O presidente do Senado ainda criticou a postura de se “achar que nada funciona e que nada anda” e sugeriu deixar todo esse “negativismo” de lado: “Nesse momento o que nós do Congresso Nacional (…) estamos buscando promover é um ambiente de positivismo, de positividade, para que nós possamos valorizar aquilo de bom que nós temos no Brasil”…
“INFLUÊNCIAS MALIGNAS”
Os Estados Unidos, ainda sob o comando de Donald Trump, pressionaram o Brasil a rejeitar a vacina Sputnik V. A informação consta de um relatório do Departamento de Saúde dos EUA, e quem primeiro chamou a atenção para o texto foi a conta da própria Sputnik V no Twitter.
Segundo o documento, tratava-se de “combater influências malignas nas Américas”. Pois é. O relatório afirma que o escritório de assuntos globais da pasta (OGA) “usou suas relações diplomáticas nas Américas para mitigar os esforços de países, incluindo Cuba, Venezuela e Rússia, que estão trabalhando para aumentar sua influência na região em detrimento da segurança e proteção dos Estados Unidos”. A OGA ainda trabalhou para “fortalecer os laços diplomáticos e oferecer serviços técnicos e assistência humanitária para dissuadir os países da região de aceitar ajuda desses Estados mal-intencionados”.
O Brasil é citado nominalmente: “Os exemplos incluem o uso do gabinete do adido de saúde para persuadir o Brasil a rejeitar a vacina russa”. O texto só não explica como isso foi feito… Mas, convenhamos, não era preciso muita coisa para persuadir o governo Bolsonaro a seguir os desejos de Trump.

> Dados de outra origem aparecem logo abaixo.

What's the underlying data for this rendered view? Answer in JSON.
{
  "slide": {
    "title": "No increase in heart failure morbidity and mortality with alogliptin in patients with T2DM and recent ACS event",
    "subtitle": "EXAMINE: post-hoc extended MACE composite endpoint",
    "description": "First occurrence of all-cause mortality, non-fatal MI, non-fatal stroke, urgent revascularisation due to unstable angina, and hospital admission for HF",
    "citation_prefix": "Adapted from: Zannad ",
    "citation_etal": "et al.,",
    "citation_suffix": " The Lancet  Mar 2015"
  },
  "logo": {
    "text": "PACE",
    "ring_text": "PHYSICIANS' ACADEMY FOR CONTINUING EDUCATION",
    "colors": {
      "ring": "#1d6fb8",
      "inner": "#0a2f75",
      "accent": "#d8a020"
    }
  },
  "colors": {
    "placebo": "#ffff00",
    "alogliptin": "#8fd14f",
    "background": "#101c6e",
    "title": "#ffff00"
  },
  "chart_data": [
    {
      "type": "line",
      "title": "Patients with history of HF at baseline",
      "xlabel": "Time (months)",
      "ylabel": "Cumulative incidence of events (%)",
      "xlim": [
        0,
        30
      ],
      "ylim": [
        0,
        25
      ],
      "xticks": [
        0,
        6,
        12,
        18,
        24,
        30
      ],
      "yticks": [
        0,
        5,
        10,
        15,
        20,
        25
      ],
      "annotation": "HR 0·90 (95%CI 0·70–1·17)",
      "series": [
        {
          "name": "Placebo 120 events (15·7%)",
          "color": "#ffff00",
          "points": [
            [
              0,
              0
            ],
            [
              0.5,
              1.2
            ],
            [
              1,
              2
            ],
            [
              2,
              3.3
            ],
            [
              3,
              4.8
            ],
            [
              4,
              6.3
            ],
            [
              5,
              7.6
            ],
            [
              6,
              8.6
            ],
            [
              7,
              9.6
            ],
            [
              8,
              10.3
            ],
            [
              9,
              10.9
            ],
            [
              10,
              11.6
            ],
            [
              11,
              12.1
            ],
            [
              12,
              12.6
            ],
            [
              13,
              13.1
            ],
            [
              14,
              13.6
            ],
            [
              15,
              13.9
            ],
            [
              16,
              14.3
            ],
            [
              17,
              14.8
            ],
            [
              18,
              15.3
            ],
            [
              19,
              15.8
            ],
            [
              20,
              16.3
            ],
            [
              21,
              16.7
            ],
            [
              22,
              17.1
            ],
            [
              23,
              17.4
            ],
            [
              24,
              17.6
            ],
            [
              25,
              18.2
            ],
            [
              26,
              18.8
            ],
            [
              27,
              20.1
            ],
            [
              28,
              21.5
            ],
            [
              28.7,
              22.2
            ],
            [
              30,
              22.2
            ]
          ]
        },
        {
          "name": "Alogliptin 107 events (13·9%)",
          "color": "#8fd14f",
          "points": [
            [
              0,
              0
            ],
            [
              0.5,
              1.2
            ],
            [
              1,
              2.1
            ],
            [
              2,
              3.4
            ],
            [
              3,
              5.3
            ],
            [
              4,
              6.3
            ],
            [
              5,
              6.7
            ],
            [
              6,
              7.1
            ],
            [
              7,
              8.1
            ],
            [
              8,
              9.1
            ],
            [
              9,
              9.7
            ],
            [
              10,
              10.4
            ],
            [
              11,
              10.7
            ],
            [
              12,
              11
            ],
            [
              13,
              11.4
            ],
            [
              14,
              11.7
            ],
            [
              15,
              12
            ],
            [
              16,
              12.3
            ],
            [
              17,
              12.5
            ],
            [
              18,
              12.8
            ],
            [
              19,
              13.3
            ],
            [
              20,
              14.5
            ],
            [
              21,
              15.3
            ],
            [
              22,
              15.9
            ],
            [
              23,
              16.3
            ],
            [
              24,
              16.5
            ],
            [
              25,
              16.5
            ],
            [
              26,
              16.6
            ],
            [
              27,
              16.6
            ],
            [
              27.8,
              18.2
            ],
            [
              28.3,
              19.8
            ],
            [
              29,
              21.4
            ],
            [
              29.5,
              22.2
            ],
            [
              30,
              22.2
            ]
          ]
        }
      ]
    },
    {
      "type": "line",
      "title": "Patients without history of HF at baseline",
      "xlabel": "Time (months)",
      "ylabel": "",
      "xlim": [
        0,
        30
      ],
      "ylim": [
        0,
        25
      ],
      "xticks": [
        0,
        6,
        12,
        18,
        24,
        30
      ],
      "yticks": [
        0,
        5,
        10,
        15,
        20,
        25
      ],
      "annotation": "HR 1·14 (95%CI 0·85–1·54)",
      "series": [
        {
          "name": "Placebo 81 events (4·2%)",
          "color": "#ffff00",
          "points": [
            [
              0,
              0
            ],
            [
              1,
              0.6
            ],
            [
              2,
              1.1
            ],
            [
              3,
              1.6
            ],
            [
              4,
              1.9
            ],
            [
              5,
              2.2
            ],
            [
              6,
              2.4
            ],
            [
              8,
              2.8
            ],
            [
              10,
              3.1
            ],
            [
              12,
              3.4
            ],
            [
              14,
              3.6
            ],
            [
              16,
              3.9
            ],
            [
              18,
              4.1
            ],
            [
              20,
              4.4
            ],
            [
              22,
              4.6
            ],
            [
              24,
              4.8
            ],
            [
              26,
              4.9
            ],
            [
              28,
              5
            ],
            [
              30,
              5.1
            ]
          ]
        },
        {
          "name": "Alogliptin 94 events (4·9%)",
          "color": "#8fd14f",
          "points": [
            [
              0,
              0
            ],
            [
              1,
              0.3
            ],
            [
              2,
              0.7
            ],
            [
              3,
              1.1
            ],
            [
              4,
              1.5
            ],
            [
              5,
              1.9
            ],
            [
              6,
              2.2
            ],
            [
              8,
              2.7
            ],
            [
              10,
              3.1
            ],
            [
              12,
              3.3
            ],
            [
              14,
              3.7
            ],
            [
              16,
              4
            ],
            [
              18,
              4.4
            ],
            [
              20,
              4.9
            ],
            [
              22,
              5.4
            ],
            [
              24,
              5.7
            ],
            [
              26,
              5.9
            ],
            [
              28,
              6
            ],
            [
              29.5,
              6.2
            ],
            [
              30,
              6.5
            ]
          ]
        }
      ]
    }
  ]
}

A propósito: o Fundo Russo de Investimento Direto (que financiou o desenvolvimento da vacina) anunciou ontem acordos de produção da Sputnik V com fábricas da Itália, Espanha, França e Alemanha, ainda sem muitos detalhes. A agência reguladora europeia ainda não autorizou o uso do imunizante.
DISTRIBUIÇÃO INJUSTA
Quem se infecta mais e morre mais por covid-19 no Brasil são as pessoas negras – mas elas estão ficando para trás nas filas da vacinação. A Agência Pública e a Repórter Brasil fizeram um levantamento a partir de dados das primeiras 8,5 milhões de pessoas vacinadas. Viram que 3,2 milhões se declaram brancas, contra 1,7 milhões de negras. A informação só não é mais completa porque um alto percentual dos formulários preenchidos durante a vacinação não informa o quesito cor/raça – o que já é, em si, muito ruim.

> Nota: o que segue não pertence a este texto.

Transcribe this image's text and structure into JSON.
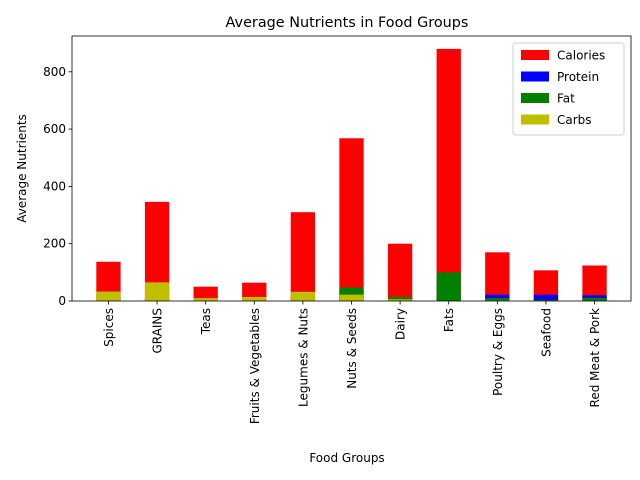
{
  "chart_data": {
    "type": "bar",
    "stacked": true,
    "title": "Average Nutrients in Food Groups",
    "xlabel": "Food Groups",
    "ylabel": "Average Nutrients",
    "ylim": [
      0,
      925
    ],
    "yticks": [
      0,
      200,
      400,
      600,
      800
    ],
    "grid": false,
    "legend_position": "top-right",
    "categories": [
      "Spices",
      "GRAINS",
      "Teas",
      "Fruits & Vegetables",
      "Legumes & Nuts",
      "Nuts & Seeds",
      "Dairy",
      "Fats",
      "Poultry & Eggs",
      "Seafood",
      "Red Meat & Pork"
    ],
    "series": [
      {
        "name": "Calories",
        "color": "#ff0000",
        "values": [
          137,
          346,
          50,
          64,
          310,
          568,
          200,
          880,
          170,
          107,
          124
        ]
      },
      {
        "name": "Protein",
        "color": "#0000ff",
        "values": [
          8,
          10,
          1,
          2,
          15,
          18,
          12,
          1,
          22,
          22,
          20
        ]
      },
      {
        "name": "Fat",
        "color": "#008000",
        "values": [
          8,
          4,
          0,
          1,
          3,
          47,
          14,
          100,
          10,
          4,
          11
        ]
      },
      {
        "name": "Carbs",
        "color": "#bfbf00",
        "values": [
          33,
          65,
          10,
          14,
          32,
          22,
          6,
          0,
          2,
          1,
          1
        ]
      }
    ]
  }
}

Há algumas explicações para o problema, segundo os especialistas ouvidos pela reportagem. Uma delas é que, por conta de determinantes sociais, há menos negros do que brancos com mais de 90 anos – a primeira faixa etária de idosos a ser imunizada. A diferença continua mesmo para idosos mais jovens: a partir dos 60 anos, havia cerca de 30% a mais de pessoas brancas que negras no último censo do IBGE. Outro problema é a dificuldade de locomoção, que representa uma adversidade extra, ao menos onde as equipes da atenção básica não conseguem fazer a busca ativa de pessoas para vacinar.
Tem mais: uma parte da população negra que poderia estar enquadrada nos grupos prioritários, por estar na linha de frente contra a covid-19, não necessariamente recebeu a vacina. Isso porque, em algumas regiões, trabalhadores da limpeza e segurança dos hospitais não entraram na primeira etapa. “Até estudante de Medicina que não estava na linha de frente acabou passando na frente dos profissionais da limpeza – o que é um absurdo, se a gente for analisar estrategicamente quem vacinar primeiro, quem são as pessoas que precisam estar trabalhando para o serviço de saúde continuar oferecendo tratamento”, aponta a médica Rita Borret, da Sociedade Brasileira de Medicina da Família e Comunidade.